Klein, aber um so lauter. Im Amazonasgebiet entdeckten Forscher den lautesten bisher bekannten Vogel. "White Bellbird"- oder auf deutsch "Zapfenglöckner"-Männchen schreien ihre Artgenossinnen rekordverdächtig laut an.

In den Bergen des nördlichen Amazonasgebietes machten Forscher eine erstaunliche Entdeckung: Ausgerüstet mit modernster Technik dokumentierten sie die Vogelrufe männlicher "White Bellbirds“ (Procnias albus; deutsch: Zapfenglöckner) bei ihren Paarungsritualen. Mit einem Schallpegelmesser überprüften sie den Lärmpegel und stellten fest, dass diese kleinen Schreihälse so laute Rufe von sich geben, dass sie alle anderen Vogelarten übertreffen.

Dreimal lauter als der Vogel Piha

So rufen "White Bellbird"-Männchen dreimal lauter als der Piha, ein Vogel, der auch am Amazonas lebt und bislang der lauteste war. Zu diesem Ergebnis kamen der Biologe Jeff Podos von der University of Massachusetts Amherst und der Ornithologe Mario Cohn-Haft vom Instituto Nacional de Pesquisas da Amazônia in Brasilien.
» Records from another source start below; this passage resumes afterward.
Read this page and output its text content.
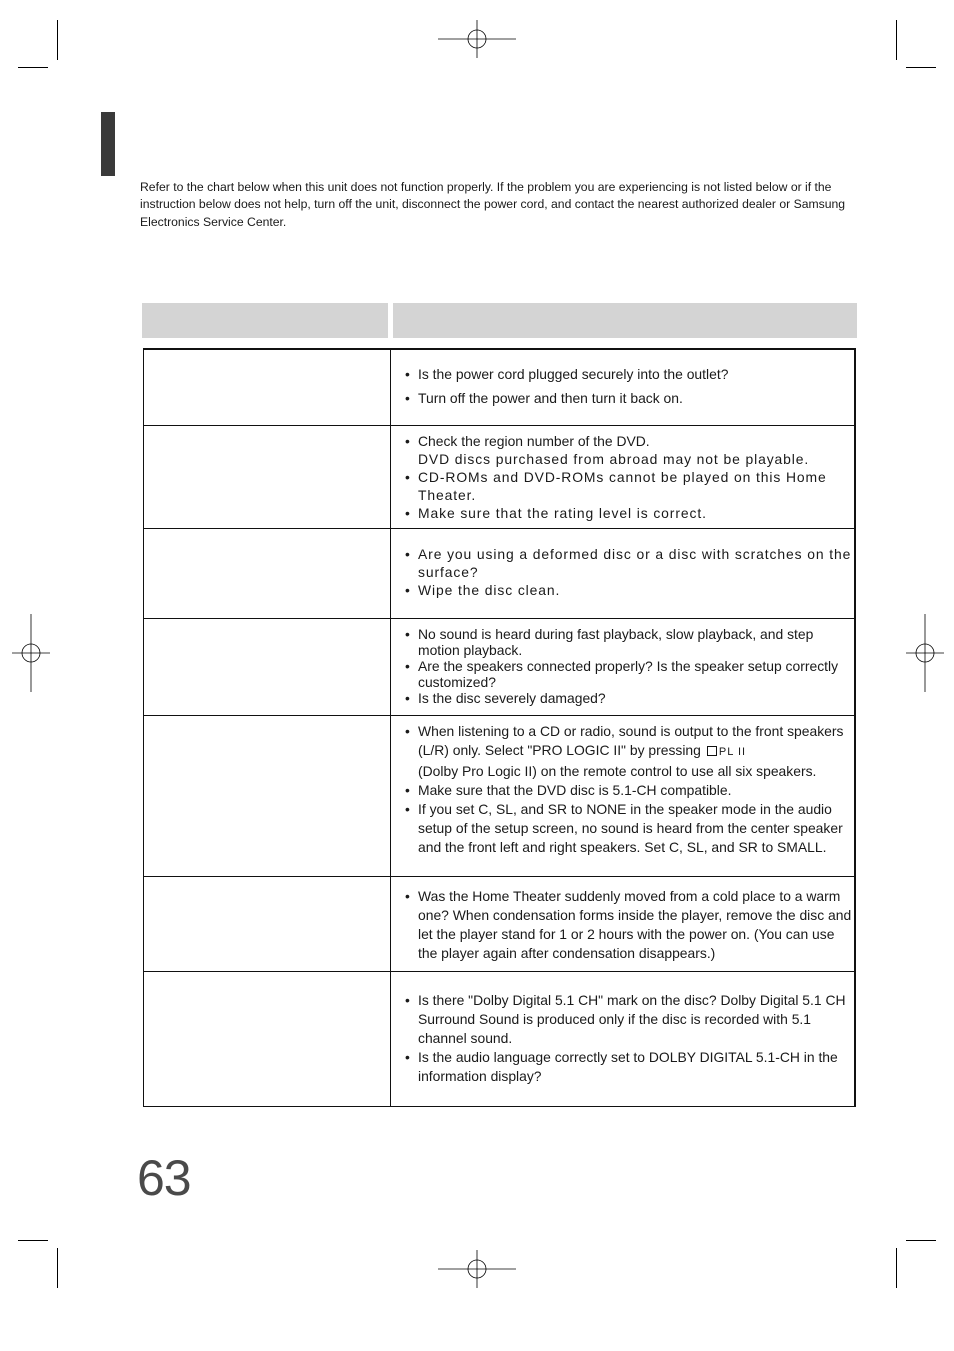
Refer to the chart below when this unit does not function properly. If the problem you are experiencing is not listed below or if the instruction below does not help, turn off the unit, disconnect the power cord, and contact the nearest authorized dealer or Samsung Electronics Service Center.
• Is the power cord plugged securely into the outlet?
• Turn off the power and then turn it back on.
• Check the region number of the DVD.
DVD discs purchased from abroad may not be playable.
• CD-ROMs and DVD-ROMs cannot be played on this Home Theater.
• Make sure that the rating level is correct.
• Are you using a deformed disc or a disc with scratches on the surface?
• Wipe the disc clean.
• No sound is heard during fast playback, slow playback, and step motion playback.
• Are the speakers connected properly? Is the speaker setup correctly customized?
• Is the disc severely damaged?
• When listening to a CD or radio, sound is output to the front speakers (L/R) only. Select "PRO LOGIC II" by pressing PL II
(Dolby Pro Logic II) on the remote control to use all six speakers.
• Make sure that the DVD disc is 5.1-CH compatible.
• If you set C, SL, and SR to NONE in the speaker mode in the audio setup of the setup screen, no sound is heard from the center speaker and the front left and right speakers. Set C, SL, and SR to SMALL.
• Was the Home Theater suddenly moved from a cold place to a warm one? When condensation forms inside the player, remove the disc and let the player stand for 1 or 2 hours with the power on. (You can use the player again after condensation disappears.)
• Is there "Dolby Digital 5.1 CH" mark on the disc? Dolby Digital 5.1 CH Surround Sound is produced only if the disc is recorded with 5.1 channel sound.
• Is the audio language correctly set to DOLBY DIGITAL 5.1-CH in the information display?
63
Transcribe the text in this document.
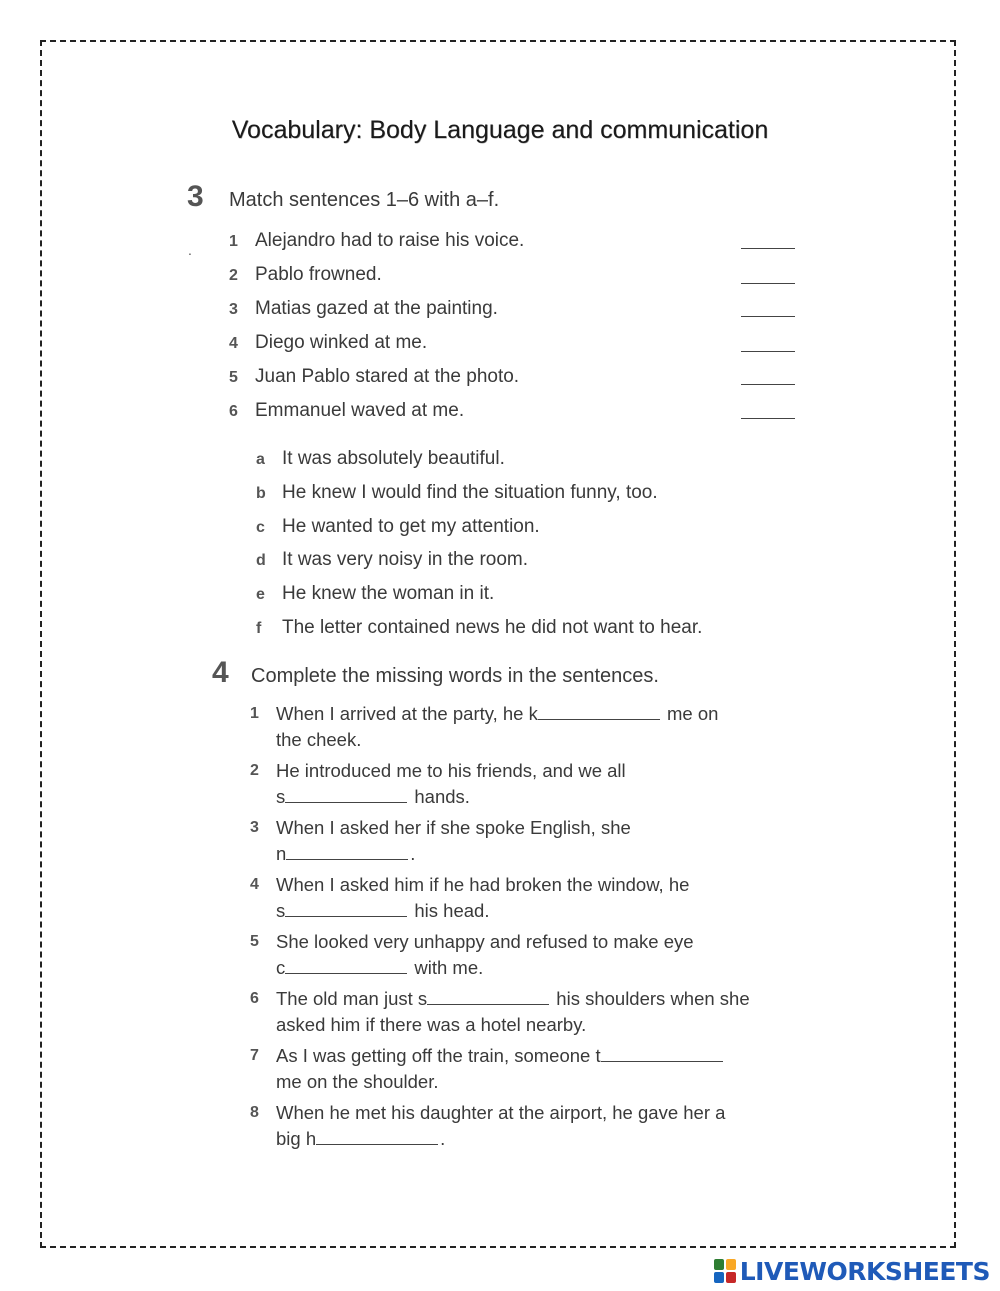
Vocabulary: Body Language and communication
3 Match sentences 1–6 with a–f.
. 1 Alejandro had to raise his voice.
2 Pablo frowned.
3 Matias gazed at the painting.
4 Diego winked at me.
5 Juan Pablo stared at the photo.
6 Emmanuel waved at me.
a It was absolutely beautiful.
b He knew I would find the situation funny, too.
c He wanted to get my attention.
d It was very noisy in the room.
e He knew the woman in it.
f The letter contained news he did not want to hear.
4 Complete the missing words in the sentences.
1 When I arrived at the party, he k	me on
the cheek.
2 He introduced me to his friends, and we all
s	hands.
3 When I asked her if she spoke English, she
n	.
4 When I asked him if he had broken the window, he
s	his head.
5 She looked very unhappy and refused to make eye
c	with me.
6 The old man just s	his shoulders when she
asked him if there was a hotel nearby.
7 As I was getting off the train, someone t
me on the shoulder.
8 When he met his daughter at the airport, he gave her a
big h	.
LIVEWORKSHEETS
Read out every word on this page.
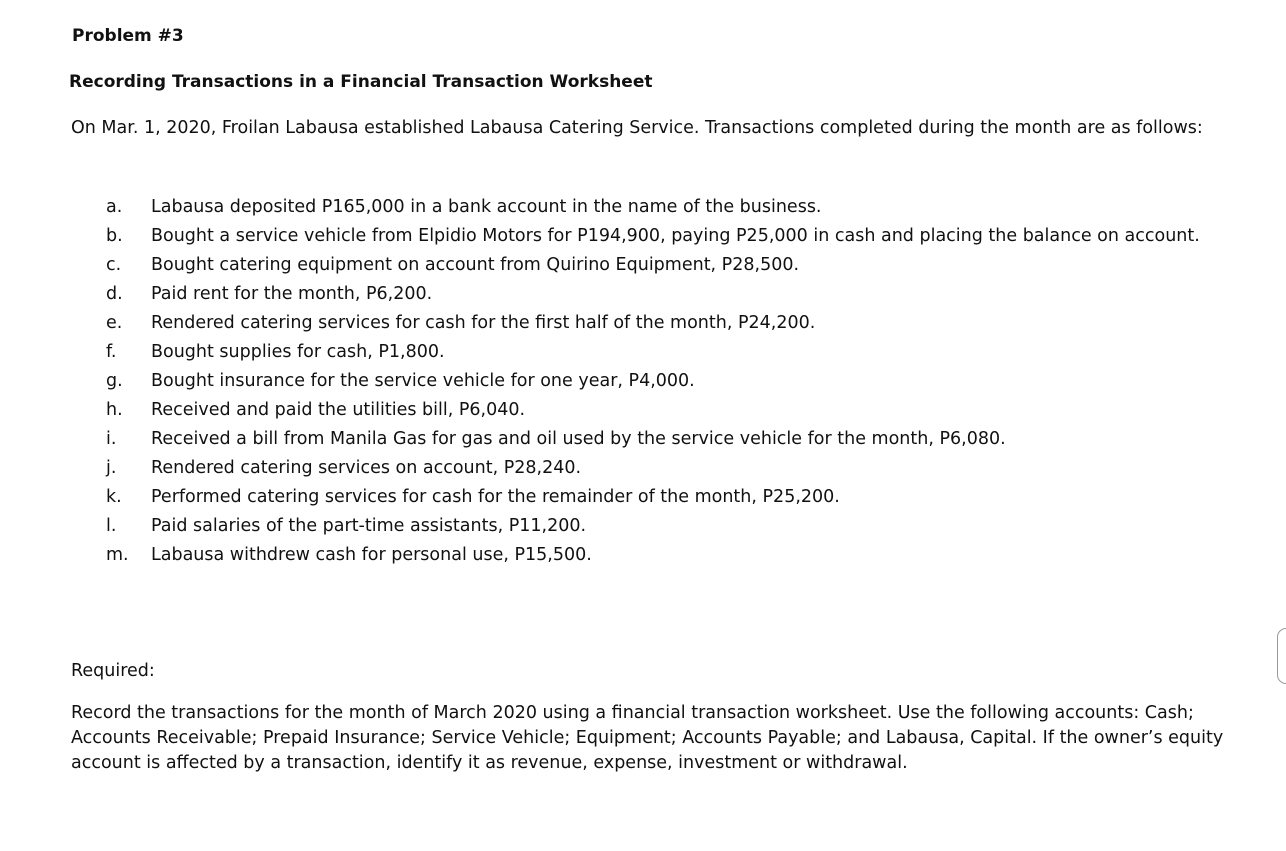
Problem #3
Recording Transactions in a Financial Transaction Worksheet

On Mar. 1, 2020, Froilan Labausa established Labausa Catering Service. Transactions completed during the month are as follows:

a.	Labausa deposited P165,000 in a bank account in the name of the business.
b.	Bought a service vehicle from Elpidio Motors for P194,900, paying P25,000 in cash and placing the balance on account.
c.	Bought catering equipment on account from Quirino Equipment, P28,500.
d.	Paid rent for the month, P6,200.
e.	Rendered catering services for cash for the first half of the month, P24,200.
f.	Bought supplies for cash, P1,800.
g.	Bought insurance for the service vehicle for one year, P4,000.
h.	Received and paid the utilities bill, P6,040.
i.	Received a bill from Manila Gas for gas and oil used by the service vehicle for the month, P6,080.
j.	Rendered catering services on account, P28,240.
k.	Performed catering services for cash for the remainder of the month, P25,200.
l.	Paid salaries of the part-time assistants, P11,200.
m.	Labausa withdrew cash for personal use, P15,500.
Required:

Record the transactions for the month of March 2020 using a financial transaction worksheet. Use the following accounts: Cash; Accounts Receivable; Prepaid Insurance; Service Vehicle; Equipment; Accounts Payable; and Labausa, Capital. If the owner’s equity account is affected by a transaction, identify it as revenue, expense, investment or withdrawal.
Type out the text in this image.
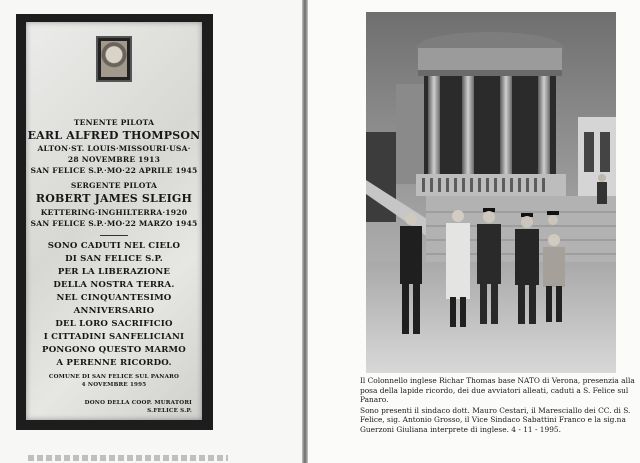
TENENTE PILOTA
EARL ALFRED THOMPSON
ALTON·ST. LOUIS·MISSOURI·USA·
28 NOVEMBRE 1913
SAN FELICE S.P.·MO·22 APRILE 1945
SERGENTE PILOTA
ROBERT JAMES SLEIGH
KETTERING·INGHILTERRA·1920
SAN FELICE S.P.·MO·22 MARZO 1945
SONO CADUTI NEL CIELO
DI SAN FELICE S.P.
PER LA LIBERAZIONE
DELLA NOSTRA TERRA.
NEL CINQUANTESIMO
ANNIVERSARIO
DEL LORO SACRIFICIO
I CITTADINI SANFELICIANI
PONGONO QUESTO MARMO
A PERENNE RICORDO.
COMUNE DI SAN FELICE SUL PANARO
4 NOVEMBRE 1995
DONO DELLA COOP. MURATORI
S.FELICE S.P.

Il Colonnello inglese Richar Thomas base NATO di Verona, presenzia alla posa della lapide ricordo, dei due avviatori alleati, caduti a S. Felice sul Panaro.

Sono presenti il sindaco dott. Mauro Cestari, il Maresciallo dei CC. di S. Felice, sig. Antonio Grosso, il Vice Sindaco Sabattini Franco e la sig.na Guerzoni Giuliana interprete di inglese. 4 - 11 - 1995.
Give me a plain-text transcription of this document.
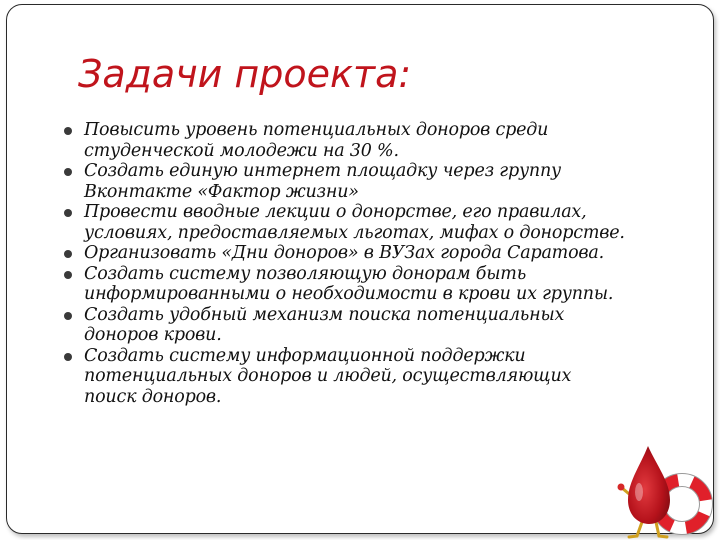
Задачи проекта:
Повысить уровень потенциальных доноров среди
студенческой молодежи на 30 %.
Создать единую интернет площадку через группу
Вконтакте «Фактор жизни»
Провести вводные лекции о донорстве, его правилах,
условиях, предоставляемых льготах, мифах о донорстве.
Организовать «Дни доноров» в ВУЗах города Саратова.
Создать систему позволяющую донорам быть
информированными о необходимости в крови их группы.
Создать удобный механизм поиска потенциальных
доноров крови.
Создать систему информационной поддержки
потенциальных доноров и людей, осуществляющих
поиск доноров.
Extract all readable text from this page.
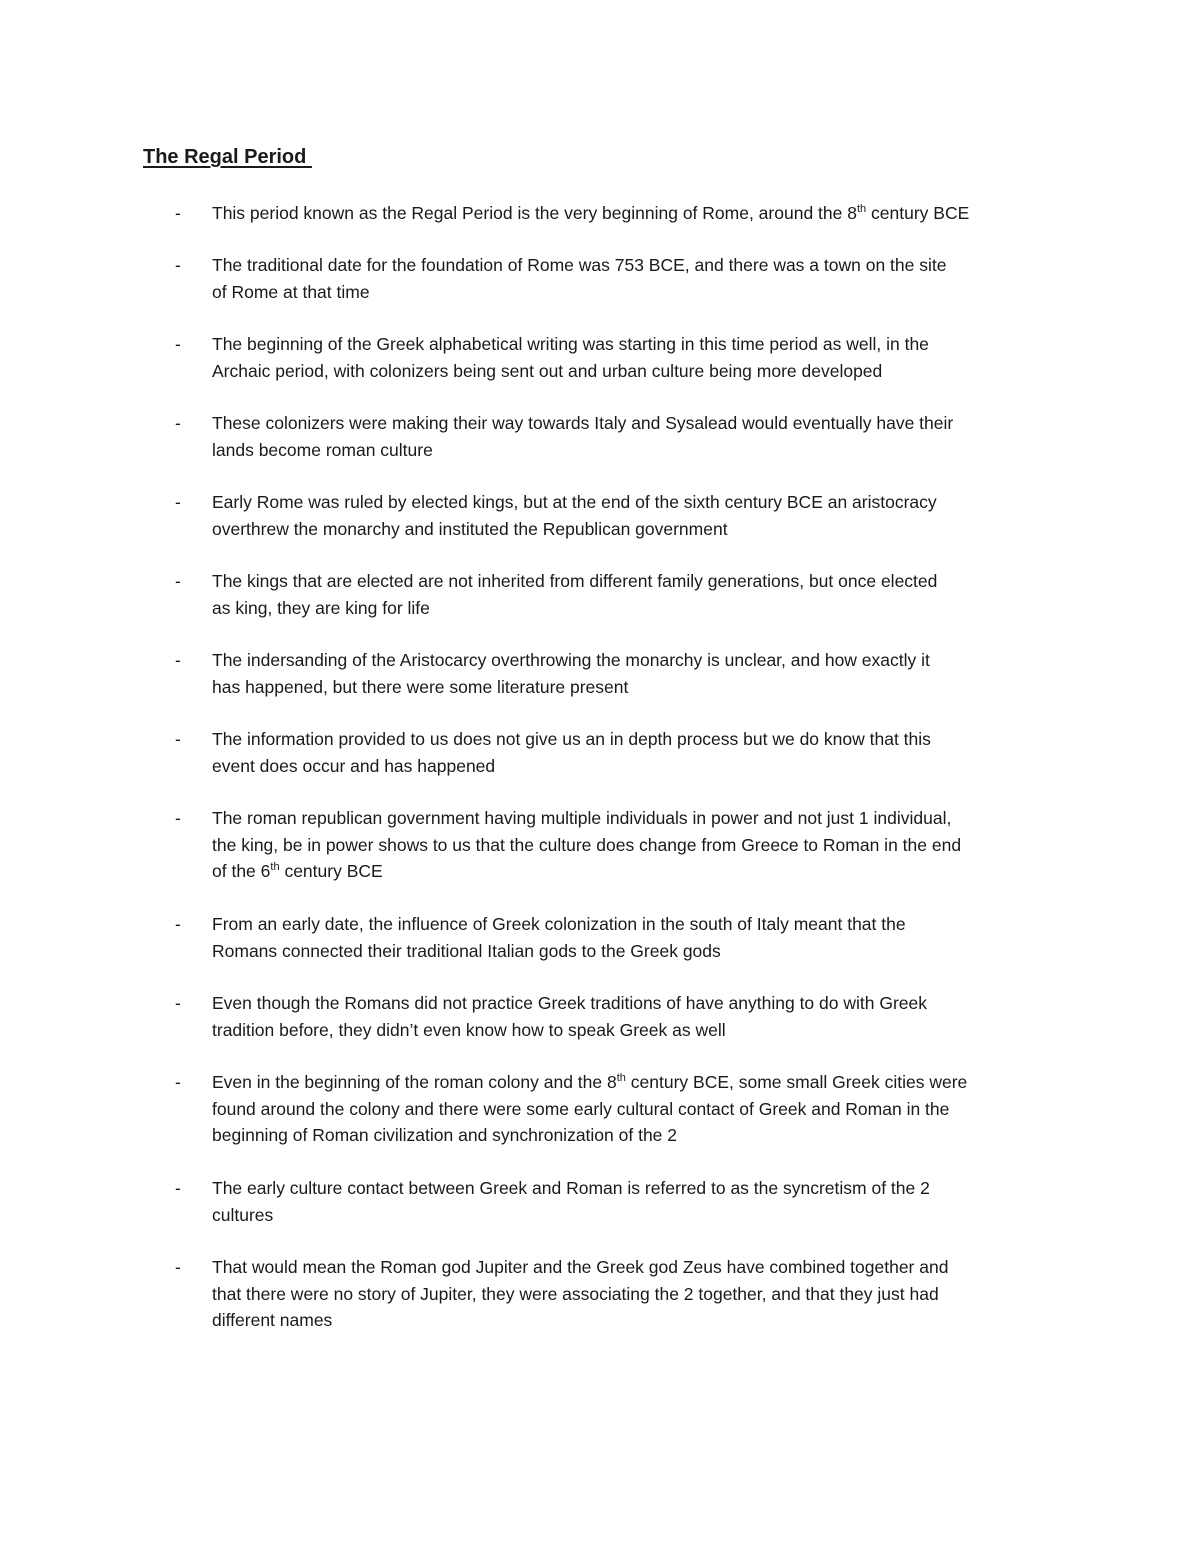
The Regal Period
-	This period known as the Regal Period is the very beginning of Rome, around the 8th century BCE
-	The traditional date for the foundation of Rome was 753 BCE, and there was a town on the site
of Rome at that time
-	The beginning of the Greek alphabetical writing was starting in this time period as well, in the
Archaic period, with colonizers being sent out and urban culture being more developed
-	These colonizers were making their way towards Italy and Sysalead would eventually have their
lands become roman culture
-	Early Rome was ruled by elected kings, but at the end of the sixth century BCE an aristocracy
overthrew the monarchy and instituted the Republican government
-	The kings that are elected are not inherited from different family generations, but once elected
as king, they are king for life
-	The indersanding of the Aristocarcy overthrowing the monarchy is unclear, and how exactly it
has happened, but there were some literature present
-	The information provided to us does not give us an in depth process but we do know that this
event does occur and has happened
-	The roman republican government having multiple individuals in power and not just 1 individual,
the king, be in power shows to us that the culture does change from Greece to Roman in the end
of the 6th century BCE
-	From an early date, the influence of Greek colonization in the south of Italy meant that the
Romans connected their traditional Italian gods to the Greek gods
-	Even though the Romans did not practice Greek traditions of have anything to do with Greek
tradition before, they didn’t even know how to speak Greek as well
-	Even in the beginning of the roman colony and the 8th century BCE, some small Greek cities were
found around the colony and there were some early cultural contact of Greek and Roman in the
beginning of Roman civilization and synchronization of the 2
-	The early culture contact between Greek and Roman is referred to as the syncretism of the 2
cultures
-	That would mean the Roman god Jupiter and the Greek god Zeus have combined together and
that there were no story of Jupiter, they were associating the 2 together, and that they just had
different names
Ihre Studienergebnisse veröffentlichten sie im Oktober 2019 im Fachjournal "Current Biology“.

Ohrenbetäubend lauter Schrei

Die Rufe der männlichen "White Bellbirds" können so ohrenbetäubend laut sein, dass sie sogar das höchste Dezibellevel eines menschlichen Instruments erreichen können. Um die Lautstärke zu messen, verwendeten die Wissenschaftler qualitativ hochwertige Sound-Recorder sowie spezielle Sound-Level-Meters, sogenannte Schallpegelmesser. Damit lässt sich der Lärmpegel in Dezibel anzeigen und vergleichen. Mit High-Speed Videokameras zeichneten sie das Verhalten der Vögel auf, um die Bewegungen in Slow-Motion Technik präziser zu erkennen. Die Forscher beobachteten die Atemmuskulatur, verglichen den Kopf- und den Schnabel, um zu verstehen, wie so kleine Tiere es schaffen, so laute Rufe zustande zu bekommen. „Wir sind wirklich erst in den frühesten Stadien diese biologische Vielfalt zu verstehen“, betont der Experte für Bioakustik Jeff Podos.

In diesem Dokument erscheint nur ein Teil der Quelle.